Дикой кошкой кинулась из угла своего Алена, не дала старухе платочка коснуться, вырвала, оземь бросила, ногой заступила.

Все на нее уставились, как на нечистую силу.

— Дурачье бестолковое! — воскликнула Алена, зная, что слов всё равно не поймут. — Да это она же Катьку вам испортила! Вот почему сюда прискакала! Если ей сейчас что дать — порча вернется!

Старуха сдвинула брови, намереваясь прожечь Алену господским взглядом. Не тут-то было! Отвечала ей Алена не только взором яростным, но и змеиным шипом. И, второй уж раз на ее веку, перед схваткой с нечистью пробудилась Кореленкина сила.

Видать, любила Кореленка те схватки, любила на своем настоять да победу отпраздновать. Впервые почувствовала это Алена, когда из Савелия нечистого духа выставляла. Хоть и обессилела, и еле из церкви на паперть выползла, а радость была сладчайшая…

Но, как учила Рязанка, перед схваткой принялась Алена четко да внятно читать «Отче наш».

Никто ничего не уразумел — может статься, даже сочли святую молитву за ведовской заговор. Но старуха шкурой почувствовала — добра ей эта молитва не сулит. И принялась отступать.

Кореленкина сила снова обострила Аленино зрение. И как увидела она у своих ног Савелия, черного и непристойного, так сухое и властное лицо старухи обратила в полупрозрачную кисею, сквозь которую злобно таращилась костистая звериная морда, и ежели бы велели Алене изобразить одну из двенадцати лихорадок-трясовиц, то как раз такой мордой она бы ходячую хворобу и снабдила!
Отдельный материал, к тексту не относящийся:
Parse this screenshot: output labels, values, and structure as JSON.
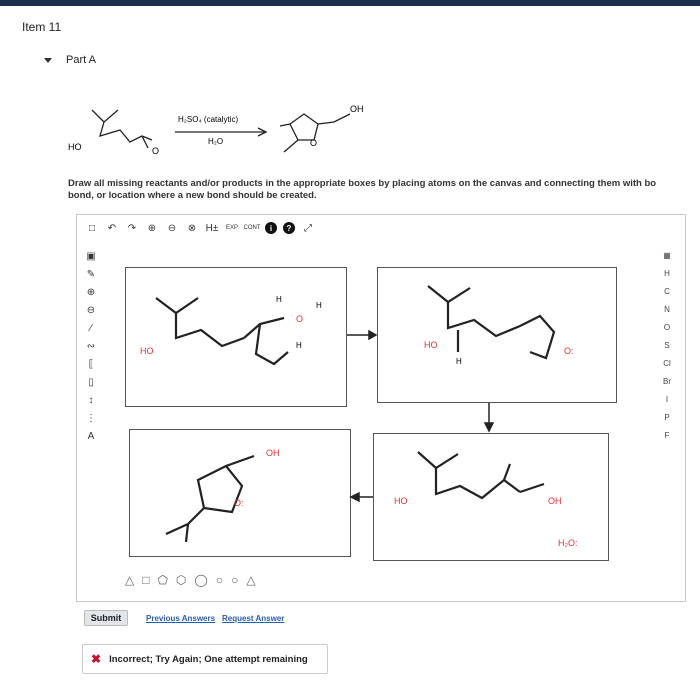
{
  "item": {
    "title": "Item 11"
  },
  "part": {
    "label": "Part A"
  },
  "reaction": {
    "reactant_label": "HO",
    "reactant_o": "O",
    "reagent_top": "H₂SO₄ (catalytic)",
    "reagent_bottom": "H₂O",
    "product_oh": "OH",
    "product_o": "O"
  },
  "instructions": {
    "line1": "Draw all missing reactants and/or products in the appropriate boxes by placing atoms on the canvas and connecting them with bo",
    "line2": "bond, or location where a new bond should be created."
  },
  "toolbar": {
    "h_label": "H±",
    "exp_label": "EXP",
    "cont_label": "CONT"
  },
  "periodic": [
    "H",
    "C",
    "N",
    "O",
    "S",
    "Cl",
    "Br",
    "I",
    "P",
    "F"
  ],
  "lefttools": {
    "a_label": "A"
  },
  "boxes": {
    "b1": {
      "ho": "HO",
      "h1": "H",
      "h2": "H",
      "o": "O",
      "h3": "H"
    },
    "b2": {
      "ho": "HO",
      "h": "H",
      "o": "O:"
    },
    "b3": {
      "oh": "OH",
      "o": "O:"
    },
    "b4": {
      "ho": "HO",
      "oh": "OH",
      "water": "H₂O:"
    }
  },
  "actions": {
    "submit": "Submit",
    "previous": "Previous Answers",
    "request": "Request Answer"
  },
  "feedback": {
    "message": "Incorrect; Try Again; One attempt remaining"
  }
}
Злость овладела ведуньей. Ведь не год и не два — долгонько мучала она за непокорство сына с невесткой, а уж как девке неповинной досталось! И не осмеливались бедные родители еще чадо завести себе на утешение — боялись, что та же судьба его ожидает!

И не было больше перед Аленой закостеневшей в своей ненависти старухи. А была черная чума, что в старушечьем облике шляется по селам и травит колодцы. Потому обратилась к ней Алена не как к Божьей рабе, рожденной да покрещенной, а как к поветрию заразному, в наказание грешникам посланному:

— Первым разом, Господним часом, Вторым разом, Божьим часом, Третьим разом, Господним часом! Тебе тут не быть, красной крови не пить, белой кости не ломить! Иди туда, где солнце не светит и ветер не веет! И будь мое слово крепко, аки камень! Аминь.